Annie Lab identified the flag in the photos as the Karen national flag used by the KNU, based on its features. The tricolor flag with red, blue and white with nine rays of light at the top left corner is identical to the Karen national flag found on the internet.
A search with the keyword “KNU” led to a tweet by Mizzima News on March 8 that links to a video showing KNU armed personnel escorting “Karen teachers and students protesting the coup, near the southern city of Dawei.” Mizzima posted on Facebook that the video was from the AFP.
Dawei Watch, a local media organization, posted a longer video containing the same scenes of the protest on its website.

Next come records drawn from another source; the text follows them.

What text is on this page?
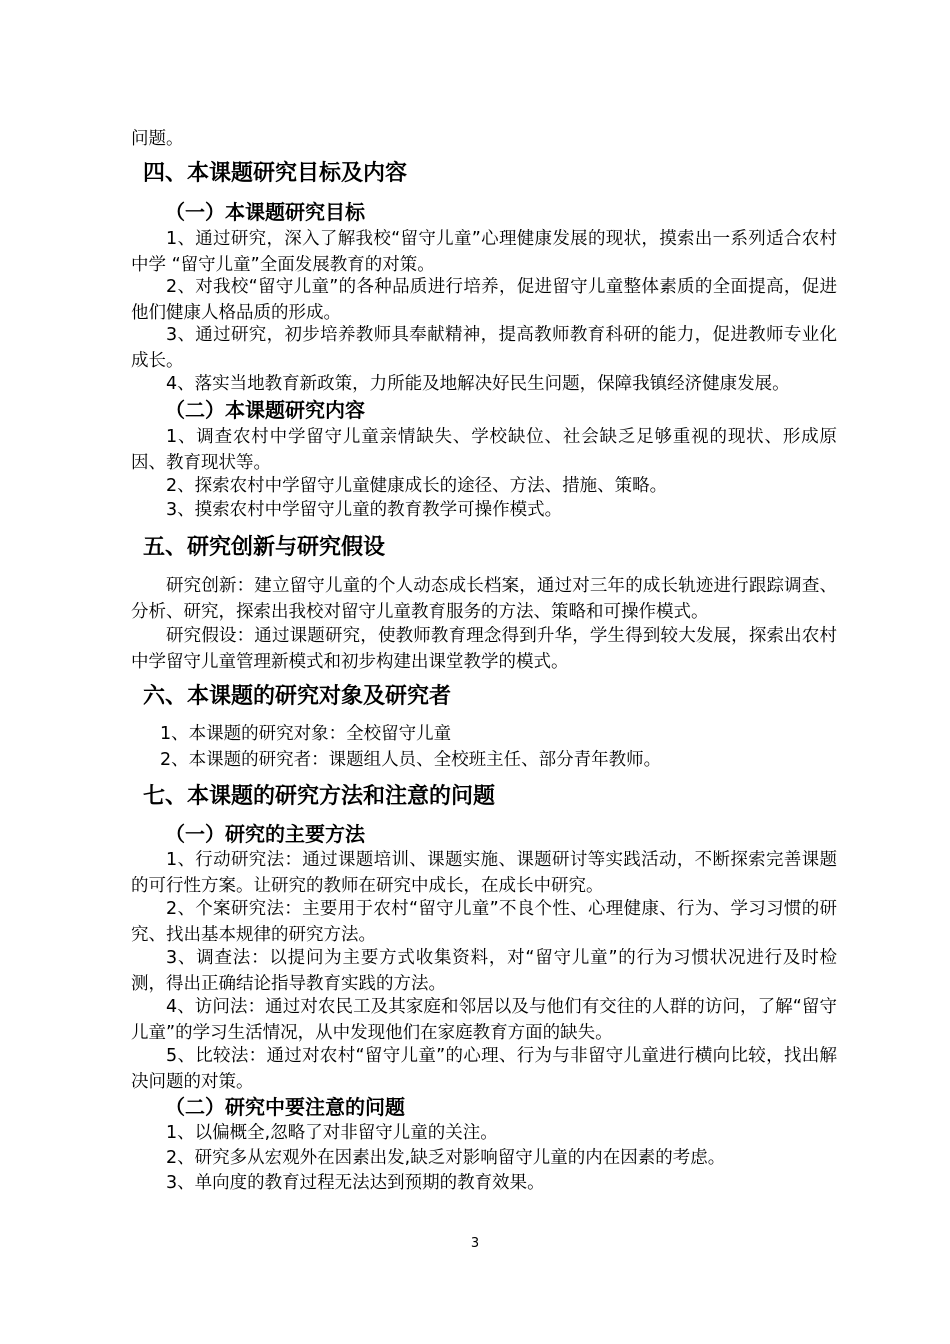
问题。

四、本课题研究目标及内容
（一）本课题研究目标

1、通过研究，深入了解我校“留守儿童”心理健康发展的现状，摸索出一系列适合农村中学 “留守儿童”全面发展教育的对策。

2、对我校“留守儿童”的各种品质进行培养，促进留守儿童整体素质的全面提高，促进他们健康人格品质的形成。

3、通过研究，初步培养教师具奉献精神，提高教师教育科研的能力，促进教师专业化成长。

4、落实当地教育新政策，力所能及地解决好民生问题，保障我镇经济健康发展。

（二）本课题研究内容

1、调查农村中学留守儿童亲情缺失、学校缺位、社会缺乏足够重视的现状、形成原因、教育现状等。

2、探索农村中学留守儿童健康成长的途径、方法、措施、策略。

3、摸索农村中学留守儿童的教育教学可操作模式。

五、研究创新与研究假设

研究创新：建立留守儿童的个人动态成长档案，通过对三年的成长轨迹进行跟踪调查、分析、研究，探索出我校对留守儿童教育服务的方法、策略和可操作模式。

研究假设：通过课题研究，使教师教育理念得到升华，学生得到较大发展，探索出农村中学留守儿童管理新模式和初步构建出课堂教学的模式。

六、本课题的研究对象及研究者

1、本课题的研究对象：全校留守儿童

2、本课题的研究者：课题组人员、全校班主任、部分青年教师。

七、本课题的研究方法和注意的问题
（一）研究的主要方法

1、行动研究法：通过课题培训、课题实施、课题研讨等实践活动，不断探索完善课题的可行性方案。让研究的教师在研究中成长，在成长中研究。

2、个案研究法：主要用于农村“留守儿童”不良个性、心理健康、行为、学习习惯的研究、找出基本规律的研究方法。

3、调查法：以提问为主要方式收集资料，对“留守儿童”的行为习惯状况进行及时检测，得出正确结论指导教育实践的方法。

4、访问法：通过对农民工及其家庭和邻居以及与他们有交往的人群的访问，了解“留守儿童”的学习生活情况，从中发现他们在家庭教育方面的缺失。

5、比较法：通过对农村“留守儿童”的心理、行为与非留守儿童进行横向比较，找出解决问题的对策。

（二）研究中要注意的问题

1、以偏概全,忽略了对非留守儿童的关注。

2、研究多从宏观外在因素出发,缺乏对影响留守儿童的内在因素的考虑。

3、单向度的教育过程无法达到预期的教育效果。

3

Both videos from Mizzima and Dawei Watch show one of the men in the tweeted photo wearing a uniform with the same insignia and a cap with the same logo.
Both the man in the video and the photo can be seen with a rifle with the same red pistol grip, a drinking flask holstered on the right side and a hand grenade attached to the strap.
A screenshot of one of the frames of the Dawei Watch video showed the insignia up close.
Annie Lab found that it has white rays placed against blue and white, with a yellow star in the middle.
The insignia on the cap, on the other hand, has a star connected to what looked like horns.
News articles about the KNPF we found in Karen News, a news site run by Karen journalists, Frontier Myanmar and Reuters all featured men and women donning uniforms and caps with the same insignia as that of the man in the photo.
AP News reported that the KNPF escorted about 2,000 protesters near Myitta in Tanintharyi region on March 8. Myitta is a sub-township in the Dawei district.
According to Mizzima, the starting point of the march is a village called Myay Khan Baw. Annie Lab was able to find the village in Tanintharyi Region that matches the name both in English and Burmese through the Myanmar Information Management Unit (MIMU) under the United Nations Resident and Humanitarian Coordinator.
The Karen ethnic minority communities live in the southeastern state of Kayin and have sought autonomy. The KNU political organization, which has its own army, has been engaged in a conflict with the military of Myanmar called Tatmadaw for 70 years.
Since the coup in February the KNU has been involved in 200 clashes with the Tatmadaw, according to a report by Just Security at New York University School of Law.